Diese Lehren werden gezogen Panne bei Luzerner Steuersoftware: Regierung räumt Fehler ein

4 min Lesezeit 4 Kommentare 16.03.2021, 18:04 Uhr

Die neue Steuersoftware hat viele Luzerner genervt zurückgelassen. Am Dienstag hat sich der Regierungsrat vor dem Parlament zu den Fehlern geäussert, die ausgebliebene öffentliche Ausschreibung begründet – und ein Update angekündigt.

Die Steuererklärung ist für viele Bürger ohnehin schon ein lästiges Übel. Wenn dann noch die Software zickt, macht dies die Sache keinesfalls besser. So geschehen im Kanton Luzern. Nach einer Neuerung häuften sich die Fehler – und der Unmut in der Bevölkerung.

Nach unzähligen Leserbriefen und Medienberichten sowie einer ungeschickten Kommunikation der zuständigen Fachperson entschuldigte sich der Kanton öffentlich für die Fehler (zentralplus berichtete).

Regierung hat Lehren gezogen

Politisch hatte das Ganze aber noch ein Nachspiel. Der Kantonsrat diskutierte am Dienstag zwei dringliche Anfragen von SP und FDP zum Debakel um die Steuersoftware.

«Statt von Anfang an für Fehler geradezustehen, die im Arbeitsalltag nun mal passieren», kritisierte SP-Kantonsrätin Simone Brunner, «werden wir stille Beobachterinnen und Beobachter eines kommunikativen Flops seitens des Finanzdepartements.» 

Ähnlich äusserte sich FDP-Kantonsrat Stephan Betschen. «Der Image- und Kommunikationsschaden ist leider schon angerichtet.» Die beiden Voten zeigen sich einmal mehr: Die Krisenkommunikation der Luzerner Regierung kommt derzeit nicht gut weg.

«Zukünftig werden grundlegende Erneuerungen der Software breiter und intensiver getestet.»

Regierungsrat

Das räumte auch Finanzdirektor Reto Wyss (CVP) ein. «Kommunikativ war das ungeschickt», sagte er am Dienstag im Kantonsrat. «Das will ich nicht beschönigen, dazu stehen wir und das bedaure ich.»

Fehler trotz Test nicht gefunden

Auch die Testung und die Freigabe seien nicht gut gelaufen. Zwar wurde die neue Software ausgiebig getestet: Von Mai 2020 bis Januar 2021 waren in fünf Phasen über 50 Testpersonen im Einsatz. Weil die Fehlfunktionen aber nicht flächendeckend auftraten, habe man sie trotz allem nicht erkannt.

«Man hat den Kundinnen und Kunden einen grossen Schritt von der bisherigen zur neuen Lösung zugemutet», so Wyss. «Das war etwas zu ehrgeizig.» 

Die Regierung hat daraus aber ihre Lehren gezogen. Sie verspricht: «Zukünftig werden grundlegende Erneuerungen der Software breiter, intensiver und unter Miteinbezug aller Anspruchsgruppen getestet.» Ebenso will der Kanton künftig externe Experten beiziehen, um eine Wiederholung zu verhindern.

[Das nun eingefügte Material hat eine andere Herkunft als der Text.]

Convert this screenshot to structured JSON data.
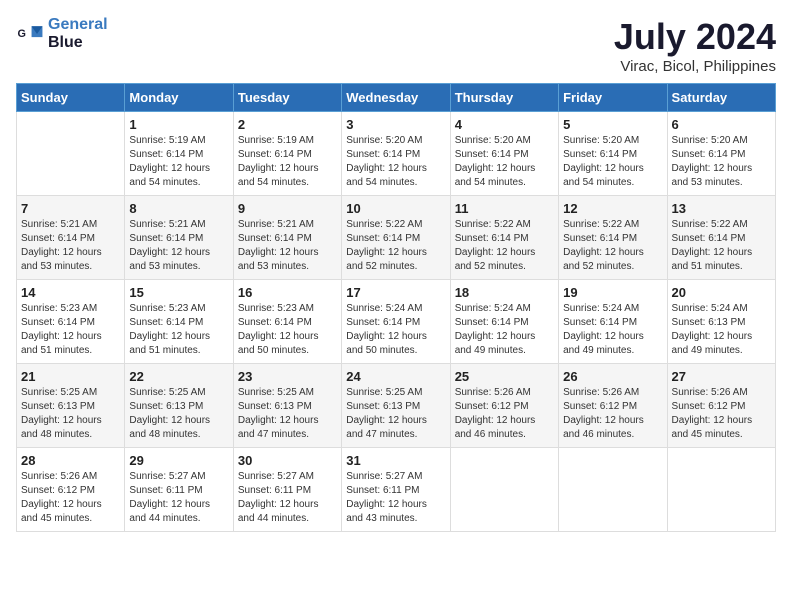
{
  "header": {
    "logo_line1": "General",
    "logo_line2": "Blue",
    "month_year": "July 2024",
    "location": "Virac, Bicol, Philippines"
  },
  "weekdays": [
    "Sunday",
    "Monday",
    "Tuesday",
    "Wednesday",
    "Thursday",
    "Friday",
    "Saturday"
  ],
  "weeks": [
    [
      {
        "day": "",
        "info": ""
      },
      {
        "day": "1",
        "info": "Sunrise: 5:19 AM\nSunset: 6:14 PM\nDaylight: 12 hours\nand 54 minutes."
      },
      {
        "day": "2",
        "info": "Sunrise: 5:19 AM\nSunset: 6:14 PM\nDaylight: 12 hours\nand 54 minutes."
      },
      {
        "day": "3",
        "info": "Sunrise: 5:20 AM\nSunset: 6:14 PM\nDaylight: 12 hours\nand 54 minutes."
      },
      {
        "day": "4",
        "info": "Sunrise: 5:20 AM\nSunset: 6:14 PM\nDaylight: 12 hours\nand 54 minutes."
      },
      {
        "day": "5",
        "info": "Sunrise: 5:20 AM\nSunset: 6:14 PM\nDaylight: 12 hours\nand 54 minutes."
      },
      {
        "day": "6",
        "info": "Sunrise: 5:20 AM\nSunset: 6:14 PM\nDaylight: 12 hours\nand 53 minutes."
      }
    ],
    [
      {
        "day": "7",
        "info": "Sunrise: 5:21 AM\nSunset: 6:14 PM\nDaylight: 12 hours\nand 53 minutes."
      },
      {
        "day": "8",
        "info": "Sunrise: 5:21 AM\nSunset: 6:14 PM\nDaylight: 12 hours\nand 53 minutes."
      },
      {
        "day": "9",
        "info": "Sunrise: 5:21 AM\nSunset: 6:14 PM\nDaylight: 12 hours\nand 53 minutes."
      },
      {
        "day": "10",
        "info": "Sunrise: 5:22 AM\nSunset: 6:14 PM\nDaylight: 12 hours\nand 52 minutes."
      },
      {
        "day": "11",
        "info": "Sunrise: 5:22 AM\nSunset: 6:14 PM\nDaylight: 12 hours\nand 52 minutes."
      },
      {
        "day": "12",
        "info": "Sunrise: 5:22 AM\nSunset: 6:14 PM\nDaylight: 12 hours\nand 52 minutes."
      },
      {
        "day": "13",
        "info": "Sunrise: 5:22 AM\nSunset: 6:14 PM\nDaylight: 12 hours\nand 51 minutes."
      }
    ],
    [
      {
        "day": "14",
        "info": "Sunrise: 5:23 AM\nSunset: 6:14 PM\nDaylight: 12 hours\nand 51 minutes."
      },
      {
        "day": "15",
        "info": "Sunrise: 5:23 AM\nSunset: 6:14 PM\nDaylight: 12 hours\nand 51 minutes."
      },
      {
        "day": "16",
        "info": "Sunrise: 5:23 AM\nSunset: 6:14 PM\nDaylight: 12 hours\nand 50 minutes."
      },
      {
        "day": "17",
        "info": "Sunrise: 5:24 AM\nSunset: 6:14 PM\nDaylight: 12 hours\nand 50 minutes."
      },
      {
        "day": "18",
        "info": "Sunrise: 5:24 AM\nSunset: 6:14 PM\nDaylight: 12 hours\nand 49 minutes."
      },
      {
        "day": "19",
        "info": "Sunrise: 5:24 AM\nSunset: 6:14 PM\nDaylight: 12 hours\nand 49 minutes."
      },
      {
        "day": "20",
        "info": "Sunrise: 5:24 AM\nSunset: 6:13 PM\nDaylight: 12 hours\nand 49 minutes."
      }
    ],
    [
      {
        "day": "21",
        "info": "Sunrise: 5:25 AM\nSunset: 6:13 PM\nDaylight: 12 hours\nand 48 minutes."
      },
      {
        "day": "22",
        "info": "Sunrise: 5:25 AM\nSunset: 6:13 PM\nDaylight: 12 hours\nand 48 minutes."
      },
      {
        "day": "23",
        "info": "Sunrise: 5:25 AM\nSunset: 6:13 PM\nDaylight: 12 hours\nand 47 minutes."
      },
      {
        "day": "24",
        "info": "Sunrise: 5:25 AM\nSunset: 6:13 PM\nDaylight: 12 hours\nand 47 minutes."
      },
      {
        "day": "25",
        "info": "Sunrise: 5:26 AM\nSunset: 6:12 PM\nDaylight: 12 hours\nand 46 minutes."
      },
      {
        "day": "26",
        "info": "Sunrise: 5:26 AM\nSunset: 6:12 PM\nDaylight: 12 hours\nand 46 minutes."
      },
      {
        "day": "27",
        "info": "Sunrise: 5:26 AM\nSunset: 6:12 PM\nDaylight: 12 hours\nand 45 minutes."
      }
    ],
    [
      {
        "day": "28",
        "info": "Sunrise: 5:26 AM\nSunset: 6:12 PM\nDaylight: 12 hours\nand 45 minutes."
      },
      {
        "day": "29",
        "info": "Sunrise: 5:27 AM\nSunset: 6:11 PM\nDaylight: 12 hours\nand 44 minutes."
      },
      {
        "day": "30",
        "info": "Sunrise: 5:27 AM\nSunset: 6:11 PM\nDaylight: 12 hours\nand 44 minutes."
      },
      {
        "day": "31",
        "info": "Sunrise: 5:27 AM\nSunset: 6:11 PM\nDaylight: 12 hours\nand 43 minutes."
      },
      {
        "day": "",
        "info": ""
      },
      {
        "day": "",
        "info": ""
      },
      {
        "day": "",
        "info": ""
      }
    ]
  ]
}
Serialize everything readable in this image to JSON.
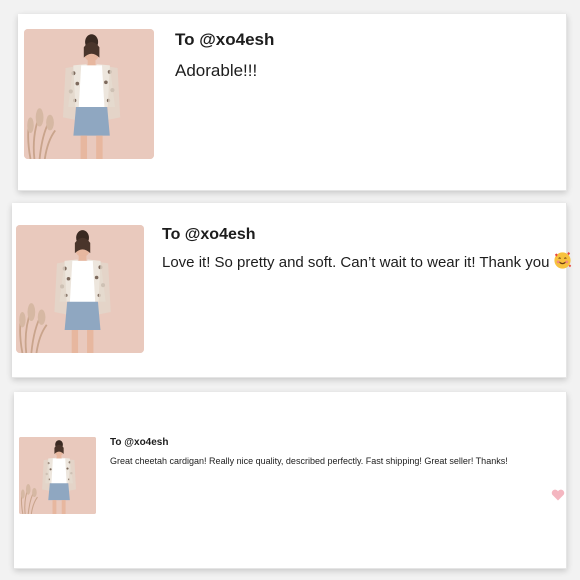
{
  "reviews": [
    {
      "recipient": "To @xo4esh",
      "comment": "Adorable!!!"
    },
    {
      "recipient": "To @xo4esh",
      "comment": "Love it! So pretty and soft. Can’t wait to wear it! Thank you",
      "emoji": "smiling-face-with-hearts-icon"
    },
    {
      "recipient": "To @xo4esh",
      "comment": "Great cheetah cardigan! Really nice quality, described perfectly. Fast shipping! Great seller! Thanks!",
      "action_icon": "heart-icon"
    }
  ],
  "colors": {
    "thumbnail_background": "#e9c9bd",
    "heart": "#f4b6c0",
    "text": "#1d1d1d"
  }
}
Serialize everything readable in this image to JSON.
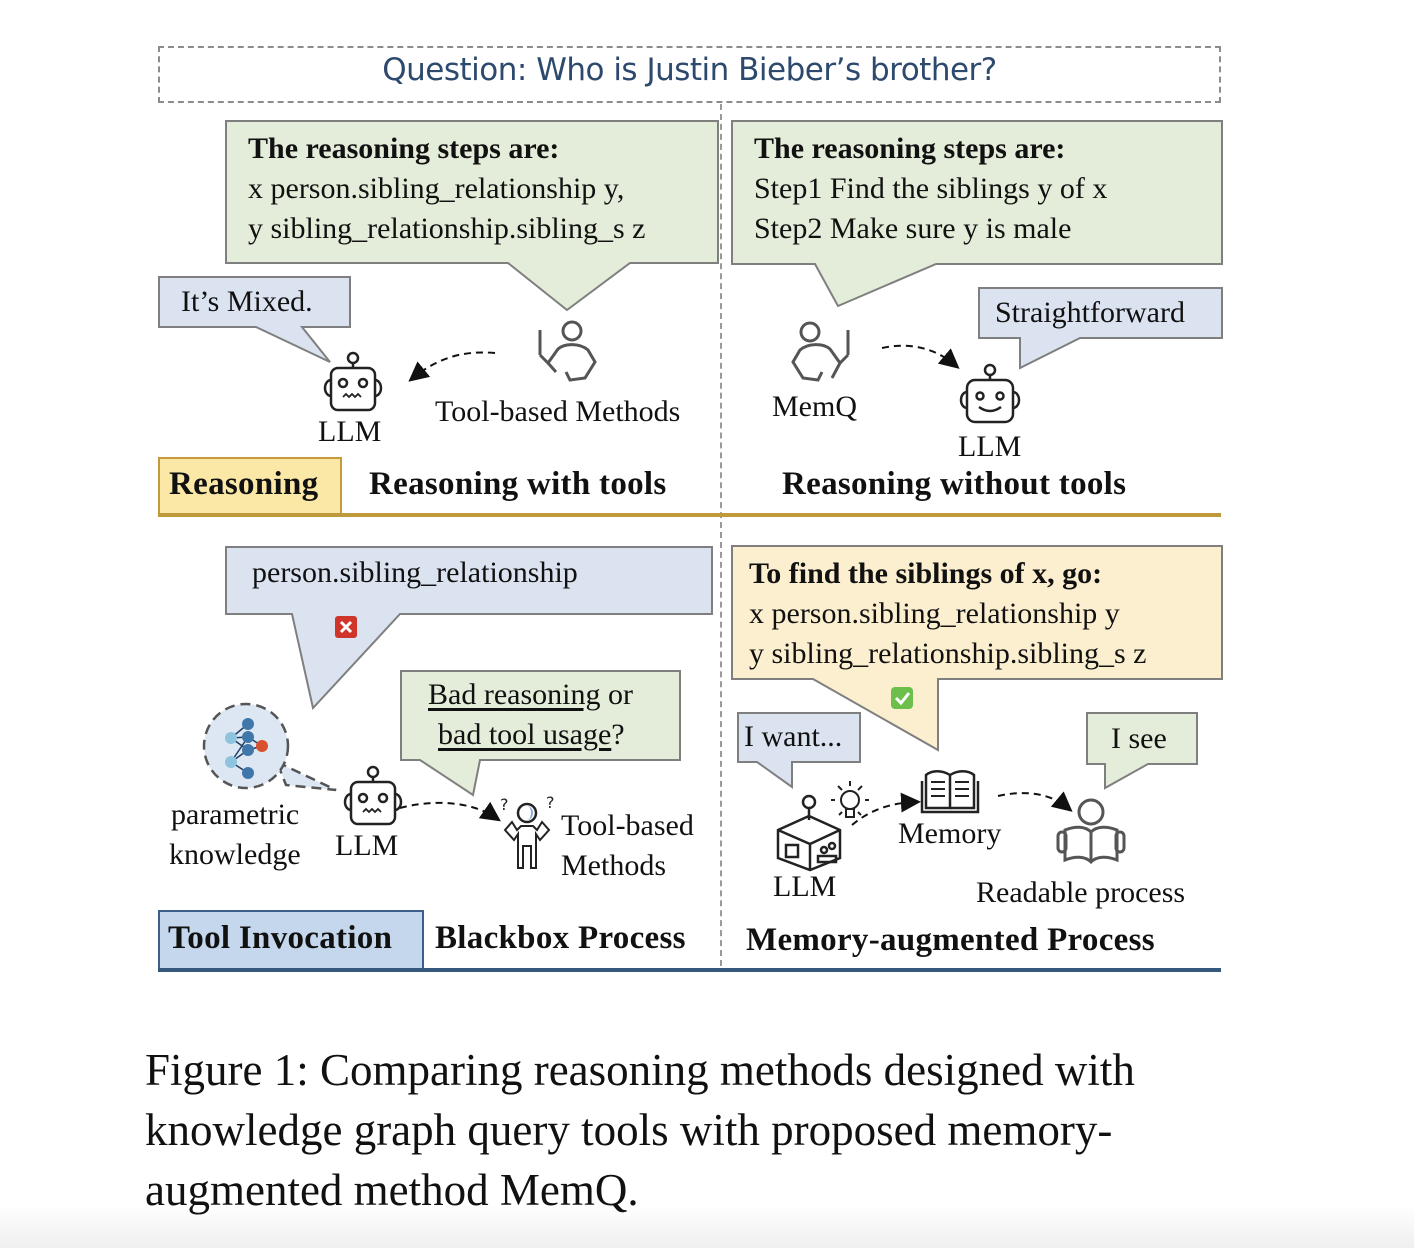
{
  "question": "Question: Who is Justin Bieber’s brother?",
  "panels": {
    "top_left": {
      "bubble_title": "The reasoning steps are:",
      "bubble_lines": [
        "x person.sibling_relationship y,",
        "y sibling_relationship.sibling_s z"
      ],
      "llm_bubble": "It’s Mixed.",
      "llm_label": "LLM",
      "tool_label": "Tool-based Methods",
      "section_title": "Reasoning with tools"
    },
    "top_right": {
      "bubble_title": "The reasoning steps are:",
      "bubble_lines": [
        "Step1 Find the siblings y of x",
        "Step2 Make sure y is male"
      ],
      "llm_bubble": "Straightforward",
      "memq_label": "MemQ",
      "llm_label": "LLM",
      "section_title": "Reasoning without tools"
    },
    "bottom_left": {
      "bubble_text": "person.sibling_relationship",
      "status_icon": "x-mark-icon",
      "question_bubble": {
        "part1": "Bad reasoning",
        "part2": " or",
        "part3": "bad tool usage",
        "part4": "?"
      },
      "param_label_1": "parametric",
      "param_label_2": "knowledge",
      "llm_label": "LLM",
      "tool_label_1": "Tool-based",
      "tool_label_2": "Methods",
      "section_title": "Blackbox Process"
    },
    "bottom_right": {
      "bubble_title": "To find the siblings of x, go:",
      "bubble_lines": [
        "x person.sibling_relationship y",
        "y sibling_relationship.sibling_s z"
      ],
      "status_icon": "check-mark-icon",
      "llm_bubble": "I want...",
      "reader_bubble": "I see",
      "llm_label": "LLM",
      "memory_label": "Memory",
      "reader_label": "Readable process",
      "section_title": "Memory-augmented Process"
    }
  },
  "row_tags": {
    "reasoning": "Reasoning",
    "tool_invocation": "Tool Invocation"
  },
  "colors": {
    "question_text": "#2d4a6e",
    "green_bubble": "#e3edd9",
    "blue_bubble": "#dbe3f1",
    "yellow_bubble": "#fbefcf",
    "reasoning_tag": "#fbe8a6",
    "reasoning_rule": "#bf9a3c",
    "tool_tag": "#c4d7ec",
    "tool_rule": "#35587e",
    "error_red": "#d0352b",
    "ok_green": "#6cbf4b"
  },
  "caption": "Figure 1: Comparing reasoning methods designed with knowledge graph query tools with proposed memory-augmented method MemQ."
}
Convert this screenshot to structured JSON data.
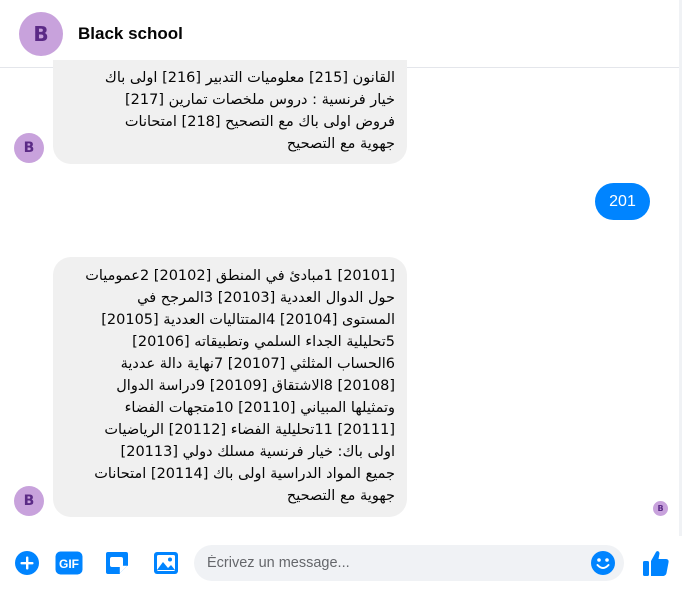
{
  "header": {
    "avatar_letter": "B",
    "title": "Black school"
  },
  "messages": [
    {
      "direction": "incoming",
      "avatar_letter": "B",
      "text": "القانون [215] معلوميات التدبير [216] اولى باك\nخيار فرنسية : دروس ملخصات تمارين [217]\nفروض اولى باك مع التصحيح [218] امتحانات\nجهوية مع التصحيح"
    },
    {
      "direction": "outgoing",
      "text": "201"
    },
    {
      "direction": "incoming",
      "avatar_letter": "B",
      "text": "[20101] 1مبادئ في المنطق [20102] 2عموميات\nحول الدوال العددية [20103] 3المرجح في\nالمستوى [20104] 4المتتاليات العددية [20105]\n5تحليلية الجداء السلمي وتطبيقاته [20106]\n6الحساب المثلثي [20107] 7نهاية دالة عددية\n[20108] 8الاشتقاق [20109] 9دراسة الدوال\nوتمثيلها المبياني [20110] 10متجهات الفضاء\n[20111] 11تحليلية الفضاء [20112] الرياضيات\nاولى باك: خيار فرنسية مسلك دولي [20113]\nجميع المواد الدراسية اولى باك [20114] امتحانات\nجهوية مع التصحيح"
    }
  ],
  "seen_avatar_letter": "B",
  "composer": {
    "placeholder": "Écrivez un message...",
    "value": "",
    "gif_label": "GIF"
  },
  "colors": {
    "accent": "#0084ff",
    "avatar_bg": "#c8a2dc",
    "bubble_incoming": "#f0f0f0"
  },
  "icons": [
    "plus-circle-icon",
    "gif-icon",
    "sticker-icon",
    "image-icon",
    "emoji-icon",
    "thumbs-up-icon"
  ]
}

Darum wurde Auftrag freihändig vergeben

Fragen aufgeworfen hat auch die Tatsache, dass der Auftrag nicht öffentlich ausgeschrieben wurde. Das wäre eigentlich gesetzlich vorgeschrieben, wenn die Leistung den Schwellenwert von 250’000 Franken übersteigt. Im vorliegenden Fall wurde laut Regierung für die neuen Eingabemasken ein Fixpreis von 215’000 Franken vereinbart und für das neue Wertschriftenverzeichnis 29’000 Franken – womit die Kosten unter der Limite wären. In Fällen öffentlicher Beschaffungen ist allerdings oft umstritten, welche Ausgabenposten im Projekt eingerechnet werden müssen.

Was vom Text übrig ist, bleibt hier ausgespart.